İŞÇİ LEHİNE ŞARTLAR OLUŞMADIKÇA YASAL SÜRENİN SONUNA KADAR MASADAYIZ

Aile ve Sosyal Hizmetler Bakanlığı’na bağlı işyerlerinde çalışan 26 bin işçi adına yetkili sendika olarak 3 aydan beri yürüttüğümüz Toplu İş sözleşmesi müzakereleri çetin bir mücadele ile devam ediyor.

Pek çok konuda uzlaşı sağlanan TİS Hükümlerinde kalan birkaç madde üzerindeki müzakerelerde, önümüzdeki günlerde anlaşma sağlayabileceğimiz yönündeki ümidimizi koruyoruz.

Özellikle ‘Tayin ve  Becayiş”  “Gece Zammı”, “Sorumluluk Tazminatı” vb. konularda işçi lehine şartlar oluşmadığı sürece, bir an önce imzalamak istediğimiz Toplu  İş sözleşmesi için yasal süreyi sonuna kadar kullanacağız.

Üzerinde henüz uzlaşı sağlanamayan maddelerle ilgili işveren sendikası TÜHİS ve Aile ve Sosyal Hizmetler Bakanlığı nezdindeki temaslarımız devam ediyor.

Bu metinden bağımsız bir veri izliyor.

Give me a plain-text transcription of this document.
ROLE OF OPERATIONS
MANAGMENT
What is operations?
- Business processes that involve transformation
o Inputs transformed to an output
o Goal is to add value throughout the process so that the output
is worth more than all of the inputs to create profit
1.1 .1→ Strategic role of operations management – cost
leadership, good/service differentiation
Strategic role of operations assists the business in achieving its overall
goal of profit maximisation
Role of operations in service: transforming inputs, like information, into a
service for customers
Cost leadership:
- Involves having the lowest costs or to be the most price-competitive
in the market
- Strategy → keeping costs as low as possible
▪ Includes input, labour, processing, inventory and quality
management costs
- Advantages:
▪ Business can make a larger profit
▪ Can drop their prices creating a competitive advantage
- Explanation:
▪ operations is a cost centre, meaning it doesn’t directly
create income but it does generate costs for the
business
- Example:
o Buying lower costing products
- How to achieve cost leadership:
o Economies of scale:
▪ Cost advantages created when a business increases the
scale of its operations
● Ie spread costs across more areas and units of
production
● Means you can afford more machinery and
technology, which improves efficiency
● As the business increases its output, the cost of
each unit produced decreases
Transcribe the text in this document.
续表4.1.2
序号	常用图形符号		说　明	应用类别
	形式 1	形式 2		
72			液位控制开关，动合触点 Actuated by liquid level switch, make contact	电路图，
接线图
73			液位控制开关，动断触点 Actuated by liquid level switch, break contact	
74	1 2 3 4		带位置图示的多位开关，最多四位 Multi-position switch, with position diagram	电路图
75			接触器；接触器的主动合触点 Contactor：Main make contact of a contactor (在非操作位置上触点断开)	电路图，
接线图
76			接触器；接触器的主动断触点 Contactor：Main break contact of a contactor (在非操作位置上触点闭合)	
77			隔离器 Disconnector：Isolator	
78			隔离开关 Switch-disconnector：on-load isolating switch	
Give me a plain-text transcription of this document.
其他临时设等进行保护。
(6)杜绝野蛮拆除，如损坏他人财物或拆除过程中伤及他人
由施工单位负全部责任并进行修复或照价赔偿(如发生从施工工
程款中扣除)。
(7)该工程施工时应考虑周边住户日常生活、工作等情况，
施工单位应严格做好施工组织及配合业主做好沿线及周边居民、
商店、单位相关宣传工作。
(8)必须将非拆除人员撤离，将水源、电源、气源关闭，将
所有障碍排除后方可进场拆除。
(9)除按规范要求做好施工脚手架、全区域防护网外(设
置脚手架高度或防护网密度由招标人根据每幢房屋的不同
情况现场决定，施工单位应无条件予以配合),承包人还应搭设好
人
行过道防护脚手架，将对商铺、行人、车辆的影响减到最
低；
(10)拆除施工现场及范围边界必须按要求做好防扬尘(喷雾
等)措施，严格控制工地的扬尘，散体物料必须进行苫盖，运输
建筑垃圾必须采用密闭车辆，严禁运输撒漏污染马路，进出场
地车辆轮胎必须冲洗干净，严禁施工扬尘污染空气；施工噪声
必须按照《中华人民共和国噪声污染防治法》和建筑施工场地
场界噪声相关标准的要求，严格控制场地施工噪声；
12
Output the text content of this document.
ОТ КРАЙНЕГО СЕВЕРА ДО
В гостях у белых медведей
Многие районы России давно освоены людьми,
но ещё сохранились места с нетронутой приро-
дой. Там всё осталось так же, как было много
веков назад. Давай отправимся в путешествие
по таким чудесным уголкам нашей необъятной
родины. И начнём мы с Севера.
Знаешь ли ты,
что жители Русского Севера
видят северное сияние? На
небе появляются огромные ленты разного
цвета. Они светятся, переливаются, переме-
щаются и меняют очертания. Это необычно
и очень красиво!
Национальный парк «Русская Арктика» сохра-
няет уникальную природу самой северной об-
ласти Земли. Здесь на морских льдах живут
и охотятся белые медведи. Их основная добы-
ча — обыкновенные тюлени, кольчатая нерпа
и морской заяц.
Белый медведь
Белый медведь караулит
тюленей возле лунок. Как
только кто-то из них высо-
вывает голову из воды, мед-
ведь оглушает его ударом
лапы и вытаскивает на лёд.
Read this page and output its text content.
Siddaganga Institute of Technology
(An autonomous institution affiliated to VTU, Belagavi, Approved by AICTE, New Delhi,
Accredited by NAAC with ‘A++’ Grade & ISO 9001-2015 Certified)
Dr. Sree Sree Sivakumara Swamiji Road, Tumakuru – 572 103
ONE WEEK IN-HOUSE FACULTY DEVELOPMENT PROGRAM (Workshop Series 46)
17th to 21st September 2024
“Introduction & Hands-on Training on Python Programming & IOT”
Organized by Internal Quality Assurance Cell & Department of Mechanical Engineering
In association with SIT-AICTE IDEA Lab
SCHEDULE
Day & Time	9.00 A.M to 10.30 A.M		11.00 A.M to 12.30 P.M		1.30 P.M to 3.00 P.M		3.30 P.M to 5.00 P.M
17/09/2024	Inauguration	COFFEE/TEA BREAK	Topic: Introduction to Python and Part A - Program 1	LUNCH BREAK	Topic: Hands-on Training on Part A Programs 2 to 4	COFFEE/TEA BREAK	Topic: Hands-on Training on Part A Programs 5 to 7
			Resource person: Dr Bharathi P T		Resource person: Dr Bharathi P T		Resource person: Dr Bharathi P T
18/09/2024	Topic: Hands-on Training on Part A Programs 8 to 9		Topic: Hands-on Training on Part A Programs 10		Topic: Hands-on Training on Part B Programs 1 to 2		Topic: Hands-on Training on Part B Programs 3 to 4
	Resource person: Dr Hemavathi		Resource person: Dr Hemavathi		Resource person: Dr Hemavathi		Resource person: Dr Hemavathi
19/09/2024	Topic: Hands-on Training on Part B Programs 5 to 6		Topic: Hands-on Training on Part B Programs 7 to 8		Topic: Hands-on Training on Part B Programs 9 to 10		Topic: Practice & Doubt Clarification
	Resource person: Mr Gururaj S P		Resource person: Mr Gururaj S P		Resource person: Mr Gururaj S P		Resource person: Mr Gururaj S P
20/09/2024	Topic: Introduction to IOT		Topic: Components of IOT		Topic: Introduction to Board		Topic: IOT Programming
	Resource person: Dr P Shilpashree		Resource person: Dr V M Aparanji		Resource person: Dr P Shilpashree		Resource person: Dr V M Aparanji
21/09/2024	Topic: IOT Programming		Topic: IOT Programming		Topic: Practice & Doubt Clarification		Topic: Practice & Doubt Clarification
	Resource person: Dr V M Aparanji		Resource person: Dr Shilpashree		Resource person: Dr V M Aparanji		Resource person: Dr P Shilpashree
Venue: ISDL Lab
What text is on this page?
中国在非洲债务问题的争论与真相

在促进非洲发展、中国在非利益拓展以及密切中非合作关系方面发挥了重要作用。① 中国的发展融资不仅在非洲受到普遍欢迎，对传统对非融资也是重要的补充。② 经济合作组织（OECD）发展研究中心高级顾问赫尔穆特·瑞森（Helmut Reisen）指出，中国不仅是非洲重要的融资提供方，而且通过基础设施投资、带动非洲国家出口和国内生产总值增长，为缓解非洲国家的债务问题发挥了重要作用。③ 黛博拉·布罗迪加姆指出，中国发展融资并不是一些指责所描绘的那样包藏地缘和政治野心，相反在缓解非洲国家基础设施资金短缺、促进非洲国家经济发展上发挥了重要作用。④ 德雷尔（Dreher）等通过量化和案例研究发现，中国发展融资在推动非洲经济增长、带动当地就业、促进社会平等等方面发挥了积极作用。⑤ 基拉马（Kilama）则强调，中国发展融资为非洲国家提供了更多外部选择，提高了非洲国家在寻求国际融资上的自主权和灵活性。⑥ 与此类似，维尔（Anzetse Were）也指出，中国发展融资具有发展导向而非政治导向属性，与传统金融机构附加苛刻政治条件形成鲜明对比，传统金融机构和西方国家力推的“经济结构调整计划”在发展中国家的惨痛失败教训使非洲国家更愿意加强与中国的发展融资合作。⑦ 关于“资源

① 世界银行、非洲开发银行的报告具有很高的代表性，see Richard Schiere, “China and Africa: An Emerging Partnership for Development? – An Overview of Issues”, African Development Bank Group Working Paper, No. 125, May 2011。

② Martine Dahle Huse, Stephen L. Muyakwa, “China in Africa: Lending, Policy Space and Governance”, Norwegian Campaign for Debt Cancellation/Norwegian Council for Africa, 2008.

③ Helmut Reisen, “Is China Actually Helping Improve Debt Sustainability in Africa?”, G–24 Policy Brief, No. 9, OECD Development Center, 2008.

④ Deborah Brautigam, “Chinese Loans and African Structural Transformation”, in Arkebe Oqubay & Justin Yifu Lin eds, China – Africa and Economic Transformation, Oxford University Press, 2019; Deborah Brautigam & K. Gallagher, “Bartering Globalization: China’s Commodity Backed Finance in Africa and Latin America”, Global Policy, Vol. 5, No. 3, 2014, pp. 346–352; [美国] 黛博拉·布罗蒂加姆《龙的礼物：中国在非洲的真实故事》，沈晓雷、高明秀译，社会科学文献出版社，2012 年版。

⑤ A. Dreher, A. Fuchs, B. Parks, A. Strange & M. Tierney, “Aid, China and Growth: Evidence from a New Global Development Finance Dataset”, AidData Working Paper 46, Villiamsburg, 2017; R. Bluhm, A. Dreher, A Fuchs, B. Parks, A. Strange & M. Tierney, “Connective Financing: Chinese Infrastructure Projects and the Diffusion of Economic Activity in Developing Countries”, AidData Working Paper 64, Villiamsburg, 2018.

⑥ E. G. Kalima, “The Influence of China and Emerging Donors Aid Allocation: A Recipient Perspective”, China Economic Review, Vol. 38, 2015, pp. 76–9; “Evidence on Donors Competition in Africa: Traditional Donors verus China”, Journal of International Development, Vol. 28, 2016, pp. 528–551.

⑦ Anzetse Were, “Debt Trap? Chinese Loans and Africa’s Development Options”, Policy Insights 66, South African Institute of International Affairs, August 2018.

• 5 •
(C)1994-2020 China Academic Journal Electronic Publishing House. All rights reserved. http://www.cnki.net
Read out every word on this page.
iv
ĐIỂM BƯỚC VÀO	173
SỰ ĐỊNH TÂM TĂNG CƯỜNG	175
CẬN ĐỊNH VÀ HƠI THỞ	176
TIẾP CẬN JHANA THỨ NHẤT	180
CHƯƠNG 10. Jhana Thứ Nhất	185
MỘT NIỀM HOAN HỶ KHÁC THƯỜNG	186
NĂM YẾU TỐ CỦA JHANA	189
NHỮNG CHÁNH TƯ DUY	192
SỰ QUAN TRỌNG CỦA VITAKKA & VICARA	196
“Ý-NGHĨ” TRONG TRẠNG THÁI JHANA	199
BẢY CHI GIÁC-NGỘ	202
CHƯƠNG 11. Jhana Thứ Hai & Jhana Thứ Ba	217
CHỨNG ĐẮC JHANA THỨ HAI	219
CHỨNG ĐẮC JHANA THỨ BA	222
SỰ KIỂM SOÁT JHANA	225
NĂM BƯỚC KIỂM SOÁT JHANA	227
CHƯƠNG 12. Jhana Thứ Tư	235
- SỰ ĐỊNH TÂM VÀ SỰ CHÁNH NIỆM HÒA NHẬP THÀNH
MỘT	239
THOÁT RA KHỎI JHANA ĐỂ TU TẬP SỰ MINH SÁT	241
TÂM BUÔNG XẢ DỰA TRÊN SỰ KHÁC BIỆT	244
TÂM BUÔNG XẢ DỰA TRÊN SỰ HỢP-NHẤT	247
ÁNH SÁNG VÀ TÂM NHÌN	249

Ayrıca hem Konfederasyonumuzun hem de Sendikamızın TÜHİS ve  Çalışma ve Sosyal Güvenlik Bakanlığı ile temasları neticesinde, işçinin günlük ücretlerinin insan onuruna yakışır düzeye getirilmesi adına  K.Ç.P EK Protokolü ile sözleşmemizin birinci yıl ikinci altı ayına (MAYIS AYI) enflasyon farkının verilmesi, günümüz şartlarında üyemiz işçilere fayda sağlayacaktır.

Sosyal hizmet işçisinin 1 kuruşluk hakkı için masada yürüttüğümüz çetin mücadeleye, haklarını temsil ettiğimiz işçi sabırla destek verirken, özellikle sosyal medya üzerinden bazı sendikalar tarafından yapılan algı operasyonlarının, sadece sesleri yüksek çıkan provokatörler aracılığı ile bütün işçilerin isyanı gibi yansıtılmaya çalışıldığını hem biz hem de ilgili tüm taraflar görüyor.

Yetkili oldukları dönemde sadece 16 işçi için yürütülen toplu iş sözleşmesi müzakerelerini dönemin Nisan ayından önce sonuçlandıramayan Sendikanın, 26 bin işçi adına kılı kırk yararak devam ettirdiğimiz müzakereleri “başarısız”  ilan etme çabaları, tarihe mal olmuş başarısızlıklarını örtme çabasıdır.

Biz enerjimizi algılara cevap vermek için değil, Toplu  İş Sözleşmesini bir an önce imzalamak için harcıyoruz.

Bu konuda da hiçbir provokasyona müsaade etmeyeceğiz.

Bilinmelidir ki;

Aile ve Sosyal Hizmetler Bakanlığı’nda işçi lehine bir hak varsa bunu ÖZ SAĞLIK-İŞ alır. Öz Sağlık İş Sendikası’nın alamadığı hakkı, hiçbir sendika alamaz.

 

Çünkü biz Sosyal Hizmet İşçisini sendikal rekabetin METASI değil, kazanımların ÖZNESİ olarak görüyoruz.

Tıpkı Sağlık Bakanlığı’nda olduğu gibi tüm şartları zorlayarak, işçi lehine bir sözleşme imzalayarak masadan kalkacağız.

İşçinin kazanımlarından feragat etmemiz istenilmesi halinde ise TÜM YASAL HAKLARIMIZI KULLANACAĞIZ.

Sosyal Hizmet işçileri bize inanıyor, güveniyor.

Biz de bu inancı boşa çıkarmamak için var gücümüzle masadaki mücadeleye devam ediyoruz.